Para os fãs de automobilismo, sobretudo os mais nostálgicos, a badalada série da Netflix sobre a vida de Ayrton Senna é um show de velocidade — e entrega o que dela se esperava no circuito esportivo. As réplicas de carros antigos das competições, tanto das categorias de acesso quando os da F1, assim como as tomadas de corridas, cheias de closes mostrando como eram os tempos em que não havia quase nenhuma eletrônica embarcada e os pilotos tinham que ser virar literalmente no braço, estão entre as melhores coisas já produzidas nesse campo, de um nível comparável ao do sensacional filme Rush, feito a respeito da rivalidade entre Niki Lauda e James Hunt na disputa pela temporada de 1976.
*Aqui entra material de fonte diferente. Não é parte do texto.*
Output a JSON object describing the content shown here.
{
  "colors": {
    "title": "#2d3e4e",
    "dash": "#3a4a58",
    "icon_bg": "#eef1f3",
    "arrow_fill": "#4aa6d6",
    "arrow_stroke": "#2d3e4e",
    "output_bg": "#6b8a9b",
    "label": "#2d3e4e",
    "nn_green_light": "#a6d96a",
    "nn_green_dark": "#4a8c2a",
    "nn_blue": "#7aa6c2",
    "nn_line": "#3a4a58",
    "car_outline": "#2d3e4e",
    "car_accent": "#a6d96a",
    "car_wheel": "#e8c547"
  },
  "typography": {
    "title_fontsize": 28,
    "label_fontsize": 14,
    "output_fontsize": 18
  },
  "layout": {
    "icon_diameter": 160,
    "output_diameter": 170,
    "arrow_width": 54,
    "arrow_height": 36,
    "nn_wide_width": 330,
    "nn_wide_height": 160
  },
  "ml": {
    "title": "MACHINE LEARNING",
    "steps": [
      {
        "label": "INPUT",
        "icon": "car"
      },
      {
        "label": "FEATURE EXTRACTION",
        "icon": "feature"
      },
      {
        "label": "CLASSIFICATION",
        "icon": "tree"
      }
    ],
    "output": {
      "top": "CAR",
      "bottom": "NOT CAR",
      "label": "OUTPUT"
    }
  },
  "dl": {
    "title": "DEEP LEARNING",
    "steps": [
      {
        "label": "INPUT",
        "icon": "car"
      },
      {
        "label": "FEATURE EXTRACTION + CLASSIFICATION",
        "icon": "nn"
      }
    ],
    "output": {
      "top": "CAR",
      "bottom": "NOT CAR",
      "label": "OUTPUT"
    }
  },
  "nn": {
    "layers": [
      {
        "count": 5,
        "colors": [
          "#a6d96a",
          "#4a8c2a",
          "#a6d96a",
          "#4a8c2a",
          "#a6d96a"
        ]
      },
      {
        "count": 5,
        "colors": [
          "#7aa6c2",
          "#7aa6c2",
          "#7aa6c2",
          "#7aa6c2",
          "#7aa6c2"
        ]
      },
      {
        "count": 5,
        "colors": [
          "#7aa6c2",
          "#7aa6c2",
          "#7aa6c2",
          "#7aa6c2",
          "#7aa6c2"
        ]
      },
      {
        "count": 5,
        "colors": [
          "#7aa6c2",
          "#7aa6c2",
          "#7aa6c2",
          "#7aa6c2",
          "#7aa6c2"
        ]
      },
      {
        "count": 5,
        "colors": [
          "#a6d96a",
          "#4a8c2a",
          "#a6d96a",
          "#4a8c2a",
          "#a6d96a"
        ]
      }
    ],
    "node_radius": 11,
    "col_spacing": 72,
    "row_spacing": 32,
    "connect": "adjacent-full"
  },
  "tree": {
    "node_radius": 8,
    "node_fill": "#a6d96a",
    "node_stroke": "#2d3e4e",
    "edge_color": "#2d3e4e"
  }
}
Seguindo nessa mesma comparação, aparece a primeira derrapada de Senna: enquanto Rush conta com diálogos de primeira e um par de protagonistas desempenhando seus papéis em nível alto, com nuances de forma a demarcar as contradições e fraquezas dos corredores — palmas nesse aspecto para Chris Hemsworth (Hunt) e Daniel Brühl (Lauda) –, a série da Netflix sofre para pegar no tranco com os atores. O esforçado Gabriel Leone até larga na frente na caracterização física de Senna, que é muito convincente, mas come poeira no esforço dramático. Nos piores momentos, lamentavelmente, ele é do nível de Ricardo Macchi como o cigano Igor da novela Explode Coração. Mais constrangedora ainda é a caracterização para lá de caricata do narrador Galvão Bueno, que parece mais adequada a um quadro de humor do antigo Casseta e Planeta Urgente. Irmã do piloto e grande responsável por transformar o legado dele num grande trabalho de educação para o Brasil, Viviane Senna também merecia uma atriz e diálogos melhores na série.
Por falar na família Senna, o fato de a série ter sido autorizada por ela gera outras derrapadas na produção. Um dos grandes rivais de Senna e figura histórica do automobilismo nacional, Nelson Piquet é atirado para a caixa de brita no roteiro, embora tenha sido contemporâneo de Ayrton. Piquet, inclusive, conquistou o tricampeonato da categoria em 1987, um ano antes do primeiro título mundial de Senna. Assim, pela primeira vez na história, o Brasil tinha dois troféus seguidos, ganhos por pilotos diferentes, algo que dificilmente vai se repetir novamente. A ausência de Piquet na série talvez se explique por um possível veto da família Senna em resposta à língua ferina dele, que espalhou nos bastidores piadas de mal gosto a respeito da sexualidade de Ayrton. Mas é uma pena que esse capítulo importante, tanto pelo aspecto glorioso quanto pelo folclórico, tenha ficado de fora.
No campo amoroso, aliás, outra ausência (proposital?) já identificada foi a de Adriane Galisteu, última namorada do piloto. Segundo o noticiário a respeito, a família Senna a via como uma arrivista disposta a tudo para pegar carona na fama e fortuna de Senna, enquanto o verdadeiro amor da vida do piloto teria sido a apresentadora Xuxa. O roteiro parece dar razão a essa tese: Galisteu aparece em poucas cenas, enquanto Xuxa ganha um capítulo inteiro dedicado ao romance dela com o corredor.
Senna peca também pelo esforço de retratá-lo na grande maioria do tempo como um mocinho com o tanque cheio de escrúpulos em meio a adversários desleais e lutando o tempo inteiro contra a politicagem do esporte, rodeado por abutres na forma de jornalistas sensacionalistas. Senna tinha enormes qualidades, a começar pelo talento e o profissionalismo acima da média, mas era também conhecido por sua agressividade na competição e, nas relações com os cartolas da F1 e com a imprensa, não tinha nada de ingênuo, sempre soube jogar o jogo.
A série tem muitos méritos é verdade — e certamente vai fazer sucesso. No quesito diversão descompromissada, vale maratonar os seis capítulos. Mas a produção ficou para trás no esforço de jogar um pouco mais de sombra a essa personalidade tão complexa, vencedora e fascinante.